We are happy to be able to report that our project devoted to providing healthcare in southeastern Senegal is going strong! Neighbor Ape is working in conjunction with OBARAR, a Senegalese organization, to build a dormitory for rural Senegalese children (check out our project on ‘Conserving Chimpanzees through Education’ – last installment is almost completed!), and our healthcare project provides much-needed medicine and medical care to students living in the dorm.
This year, 28 children are residing in the OBARAR dormitory, which is specifically for Bedik children but also welcomes other children in difficult circumstances. For example, we were recently able to fund a student from the Bassari village of Petit Oubadji so that she could move into the dormitory, as she was unable to reliably attend the nearest school, which is about two miles (one way!) from her home village. This is a lengthy walk for a young student 10 times a week, especially when parents are unable to walk their children to school every day because of work-related tasks. Petit Oubadji is a village on the edge of the Fongoli chimpanzees’ home range, and a young man of that village also works for the Fongoli Savanna Chimpanzee Project.
The Bedik group is a minority in Senegal, comprising only five villages in this country, which is the only place they reside. They are traditionally horticulturalists but remain closely tied to the land where they grew up and emphasize knowledge of the environment. Young people still participate in month-long camping trips that immerse them in the natural environment and teach them valuable lessons about the wildlife and vegetation in this area of Senegal. The Sudano-Guinean habitat is relatively unique in terms of housing wild chimpanzees, and it is the reason Neighbor Ape was established in Senegal. We know very little about savanna chimpanzees, and probably less than 500 live in Senegal. It is vital to work with local stakeholders, such as the Bedik people, in order to conserve this endangered species. Neighbor Ape was incorporated to work with local people and to help provide for their wellbeing as well as the chimpanzees that live alongside them.

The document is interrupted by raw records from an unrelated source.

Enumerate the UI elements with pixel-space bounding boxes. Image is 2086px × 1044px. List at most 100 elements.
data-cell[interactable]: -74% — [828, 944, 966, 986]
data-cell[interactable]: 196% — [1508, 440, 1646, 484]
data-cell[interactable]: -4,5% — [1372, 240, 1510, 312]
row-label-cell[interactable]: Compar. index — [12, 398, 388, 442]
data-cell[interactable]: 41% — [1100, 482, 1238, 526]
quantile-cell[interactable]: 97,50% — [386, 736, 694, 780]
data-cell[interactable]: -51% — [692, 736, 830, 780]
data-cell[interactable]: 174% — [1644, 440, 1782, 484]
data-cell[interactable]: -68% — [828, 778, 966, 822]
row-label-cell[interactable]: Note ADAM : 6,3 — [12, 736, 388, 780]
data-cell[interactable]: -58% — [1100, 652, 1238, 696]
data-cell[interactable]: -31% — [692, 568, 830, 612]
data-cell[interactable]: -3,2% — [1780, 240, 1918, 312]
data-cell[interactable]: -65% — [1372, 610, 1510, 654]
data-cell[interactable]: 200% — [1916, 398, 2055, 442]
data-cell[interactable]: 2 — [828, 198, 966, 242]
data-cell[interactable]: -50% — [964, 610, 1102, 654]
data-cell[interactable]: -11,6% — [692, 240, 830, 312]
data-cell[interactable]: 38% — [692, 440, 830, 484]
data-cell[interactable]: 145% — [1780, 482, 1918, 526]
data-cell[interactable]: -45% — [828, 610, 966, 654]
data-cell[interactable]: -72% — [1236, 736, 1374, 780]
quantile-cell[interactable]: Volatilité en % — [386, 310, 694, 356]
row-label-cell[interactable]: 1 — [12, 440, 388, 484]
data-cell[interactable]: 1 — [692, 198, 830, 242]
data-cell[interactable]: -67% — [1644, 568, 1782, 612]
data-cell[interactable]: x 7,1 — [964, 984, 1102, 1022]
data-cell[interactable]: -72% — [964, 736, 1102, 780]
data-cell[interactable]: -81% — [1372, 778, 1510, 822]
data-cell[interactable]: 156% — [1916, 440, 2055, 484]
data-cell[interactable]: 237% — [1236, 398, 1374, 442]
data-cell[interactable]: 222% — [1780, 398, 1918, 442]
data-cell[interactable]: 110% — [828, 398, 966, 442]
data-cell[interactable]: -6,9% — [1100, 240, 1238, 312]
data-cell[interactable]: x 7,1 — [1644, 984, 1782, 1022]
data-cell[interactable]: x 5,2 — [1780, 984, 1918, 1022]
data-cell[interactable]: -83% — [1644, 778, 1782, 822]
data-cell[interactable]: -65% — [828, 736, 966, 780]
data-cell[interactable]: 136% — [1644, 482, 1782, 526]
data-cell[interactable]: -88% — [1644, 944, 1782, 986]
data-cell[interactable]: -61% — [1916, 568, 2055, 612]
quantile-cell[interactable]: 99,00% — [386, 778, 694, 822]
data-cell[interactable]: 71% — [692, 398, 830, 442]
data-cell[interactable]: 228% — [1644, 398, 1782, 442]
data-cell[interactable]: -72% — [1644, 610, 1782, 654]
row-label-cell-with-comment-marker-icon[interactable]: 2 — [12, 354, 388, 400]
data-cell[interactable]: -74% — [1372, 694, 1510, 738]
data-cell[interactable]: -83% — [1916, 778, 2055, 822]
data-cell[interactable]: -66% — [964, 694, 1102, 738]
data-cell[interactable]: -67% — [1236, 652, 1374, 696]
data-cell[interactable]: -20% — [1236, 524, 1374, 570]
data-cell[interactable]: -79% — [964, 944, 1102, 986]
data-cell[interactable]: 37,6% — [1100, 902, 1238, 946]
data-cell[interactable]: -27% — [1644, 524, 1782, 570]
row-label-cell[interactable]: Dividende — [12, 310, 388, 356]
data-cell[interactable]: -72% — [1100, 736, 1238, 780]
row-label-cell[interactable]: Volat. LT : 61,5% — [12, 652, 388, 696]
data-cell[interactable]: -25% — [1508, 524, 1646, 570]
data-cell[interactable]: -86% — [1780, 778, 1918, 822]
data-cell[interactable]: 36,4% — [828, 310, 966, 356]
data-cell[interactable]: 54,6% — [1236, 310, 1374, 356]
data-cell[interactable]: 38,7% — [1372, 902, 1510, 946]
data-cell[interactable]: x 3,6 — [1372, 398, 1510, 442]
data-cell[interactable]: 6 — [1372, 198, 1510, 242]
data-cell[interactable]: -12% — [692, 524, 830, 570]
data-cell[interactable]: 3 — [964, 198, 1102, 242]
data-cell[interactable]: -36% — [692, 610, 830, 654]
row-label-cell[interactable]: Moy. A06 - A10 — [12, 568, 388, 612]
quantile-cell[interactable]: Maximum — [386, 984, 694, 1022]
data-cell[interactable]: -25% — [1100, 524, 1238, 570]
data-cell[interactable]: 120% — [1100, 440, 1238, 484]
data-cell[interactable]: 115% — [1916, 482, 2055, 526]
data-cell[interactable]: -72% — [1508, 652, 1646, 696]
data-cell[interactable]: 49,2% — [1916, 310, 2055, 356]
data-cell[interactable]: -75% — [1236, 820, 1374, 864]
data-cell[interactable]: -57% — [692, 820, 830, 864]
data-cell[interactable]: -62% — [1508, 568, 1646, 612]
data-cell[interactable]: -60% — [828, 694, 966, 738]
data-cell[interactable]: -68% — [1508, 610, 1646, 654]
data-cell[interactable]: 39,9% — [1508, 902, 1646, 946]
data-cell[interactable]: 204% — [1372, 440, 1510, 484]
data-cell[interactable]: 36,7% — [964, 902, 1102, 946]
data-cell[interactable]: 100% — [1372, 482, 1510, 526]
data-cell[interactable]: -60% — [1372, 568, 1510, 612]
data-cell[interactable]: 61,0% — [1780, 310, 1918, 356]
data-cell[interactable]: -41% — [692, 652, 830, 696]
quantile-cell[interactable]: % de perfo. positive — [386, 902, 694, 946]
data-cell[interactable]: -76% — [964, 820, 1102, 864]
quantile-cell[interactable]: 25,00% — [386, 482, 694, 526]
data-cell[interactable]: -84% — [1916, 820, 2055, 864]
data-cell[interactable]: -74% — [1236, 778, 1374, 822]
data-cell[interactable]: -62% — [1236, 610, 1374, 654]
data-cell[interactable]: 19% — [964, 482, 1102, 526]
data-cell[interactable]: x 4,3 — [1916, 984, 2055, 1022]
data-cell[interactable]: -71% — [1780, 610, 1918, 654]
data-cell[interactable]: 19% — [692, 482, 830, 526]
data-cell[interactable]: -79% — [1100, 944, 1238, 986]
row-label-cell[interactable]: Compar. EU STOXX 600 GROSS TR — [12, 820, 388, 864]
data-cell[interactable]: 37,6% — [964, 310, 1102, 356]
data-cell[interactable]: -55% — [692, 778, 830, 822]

Our healthcare project has become specifically geared to providing funds for children in need that are residents of the OBARAR dormitory. Often times these children live far from their home villages, as the dormitory is located in the regional town of Kedougou, where children can have access to better schools. We provide funds for children in immediate need of medical attention, especially in cases where it may take days to contact their parents. We also provide for more than 50% of the healthcare costs of children whose parents are unable to take care of all their healthcare costs. Many people living in rural Senegal have little access to cash, as they are traditionally horticulturalists that grow most of their yearly food supply and plant little in the way of cash crops (to sell). We also plan on funding the building of a small pharmacy on site at the dormitory. The healthcare project is one of the most significant endeavors that Neighbor Ape takes on, as medical care is relatively expensive for people in the Kedougou area, not always reliable and crucial to the health and wellbeing of any person. Without the help of people like you we couldn't provide assistance to those in Senegal less fortunate than ourselves - thank you!